Jakub Kicinski Aug. 1, 2024, 10:52 p.m. UTC | #1

On Thu, 1 Aug 2024 18:23:56 +0200 Petr Machata wrote:
> Patches #3 to #6 add selftests.

Could you share the iproute2 patches?

Petr Machata Aug. 5, 2024, 8:06 a.m. UTC | #2

Jakub Kicinski <kuba@kernel.org> writes:

> On Thu, 1 Aug 2024 18:23:56 +0200 Petr Machata wrote:
>> Patches #3 to #6 add selftests.
>
> Could you share the iproute2 patches?

https://github.com/pmachata/iproute2/commits/nhgw16/

David Ahern Aug. 5, 2024, 2:31 p.m. UTC | #3

On 8/1/24 10:23 AM, Petr Machata wrote:
> In CLOS networks, as link failures occur at various points in the network,
> ECMP weights of the involved nodes are adjusted to compensate. With high
> fan-out of the involved nodes, and overall high number of nodes,
> a (non-)ECMP weight ratio that we would like to configure does not fit into
> 8 bits. Instead of, say, 255:254, we might like to configure something like
> 1000:999. For these deployments, the 8-bit weight may not be enough.
> 
> To that end, in this patchset increase the next hop weight from u8 to u16.
> 
> Patch #1 adds a flag that indicates whether the reserved fields are zeroed.
> This is a follow-up to a new fix merged in commit 6d745cd0e972 ("net:
> nexthop: Initialize all fields in dumped nexthops").
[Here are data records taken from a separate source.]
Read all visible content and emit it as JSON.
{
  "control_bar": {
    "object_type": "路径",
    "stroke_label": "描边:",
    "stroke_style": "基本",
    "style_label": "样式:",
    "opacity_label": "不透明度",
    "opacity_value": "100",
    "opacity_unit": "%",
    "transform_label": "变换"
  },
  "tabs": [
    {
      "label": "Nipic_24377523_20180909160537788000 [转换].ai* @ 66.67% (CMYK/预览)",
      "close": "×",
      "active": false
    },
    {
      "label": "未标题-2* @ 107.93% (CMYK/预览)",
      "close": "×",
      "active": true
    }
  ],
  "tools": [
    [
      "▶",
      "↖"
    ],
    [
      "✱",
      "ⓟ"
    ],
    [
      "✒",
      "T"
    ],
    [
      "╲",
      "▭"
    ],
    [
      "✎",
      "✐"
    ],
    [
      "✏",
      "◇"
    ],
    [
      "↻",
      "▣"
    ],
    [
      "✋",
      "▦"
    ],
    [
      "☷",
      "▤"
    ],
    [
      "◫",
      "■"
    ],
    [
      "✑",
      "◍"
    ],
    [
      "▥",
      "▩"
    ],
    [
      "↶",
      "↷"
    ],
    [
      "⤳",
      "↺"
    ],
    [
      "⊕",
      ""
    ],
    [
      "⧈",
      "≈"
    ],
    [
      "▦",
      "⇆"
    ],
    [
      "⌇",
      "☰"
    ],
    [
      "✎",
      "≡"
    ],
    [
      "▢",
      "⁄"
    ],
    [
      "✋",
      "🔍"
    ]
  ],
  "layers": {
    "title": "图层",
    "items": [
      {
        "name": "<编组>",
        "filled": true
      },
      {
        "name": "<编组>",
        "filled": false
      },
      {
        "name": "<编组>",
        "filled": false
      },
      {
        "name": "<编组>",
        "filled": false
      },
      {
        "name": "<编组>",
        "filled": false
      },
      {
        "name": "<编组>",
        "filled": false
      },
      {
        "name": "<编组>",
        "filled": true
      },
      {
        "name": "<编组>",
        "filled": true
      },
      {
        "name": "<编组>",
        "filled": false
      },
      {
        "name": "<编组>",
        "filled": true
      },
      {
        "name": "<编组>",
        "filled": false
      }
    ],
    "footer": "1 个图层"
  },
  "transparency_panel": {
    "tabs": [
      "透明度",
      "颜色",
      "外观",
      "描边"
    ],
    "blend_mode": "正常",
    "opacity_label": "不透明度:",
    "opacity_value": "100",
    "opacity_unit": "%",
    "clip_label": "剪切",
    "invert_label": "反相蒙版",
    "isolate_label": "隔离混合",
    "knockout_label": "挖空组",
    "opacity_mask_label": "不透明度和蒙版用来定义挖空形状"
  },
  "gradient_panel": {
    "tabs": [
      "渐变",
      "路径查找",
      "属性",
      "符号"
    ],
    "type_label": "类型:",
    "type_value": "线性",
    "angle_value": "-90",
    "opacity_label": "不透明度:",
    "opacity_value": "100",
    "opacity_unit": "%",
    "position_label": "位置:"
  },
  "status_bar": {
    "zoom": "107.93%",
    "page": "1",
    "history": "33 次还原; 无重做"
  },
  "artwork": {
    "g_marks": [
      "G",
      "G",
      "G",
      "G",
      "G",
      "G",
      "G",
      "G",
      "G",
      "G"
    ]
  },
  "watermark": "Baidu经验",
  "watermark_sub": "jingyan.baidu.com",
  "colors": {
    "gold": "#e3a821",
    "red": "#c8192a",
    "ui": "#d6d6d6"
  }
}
The theory behind this
> patch is that there is a strict ordering between the fields actually being
> zeroed, the kernel declaring that they are, and the kernel repurposing the
> fields. Thus clients can use the flag to tell if it is safe to interpret
> the reserved fields in any way.
> 
> Patch #2 contains the substantial code and the commit message covers the
> details of the changes.
> 
> Patches #3 to #6 add selftests.
> 

LGTM. For the set
Reviewed-by: David Ahern <dsahern@kernel.org>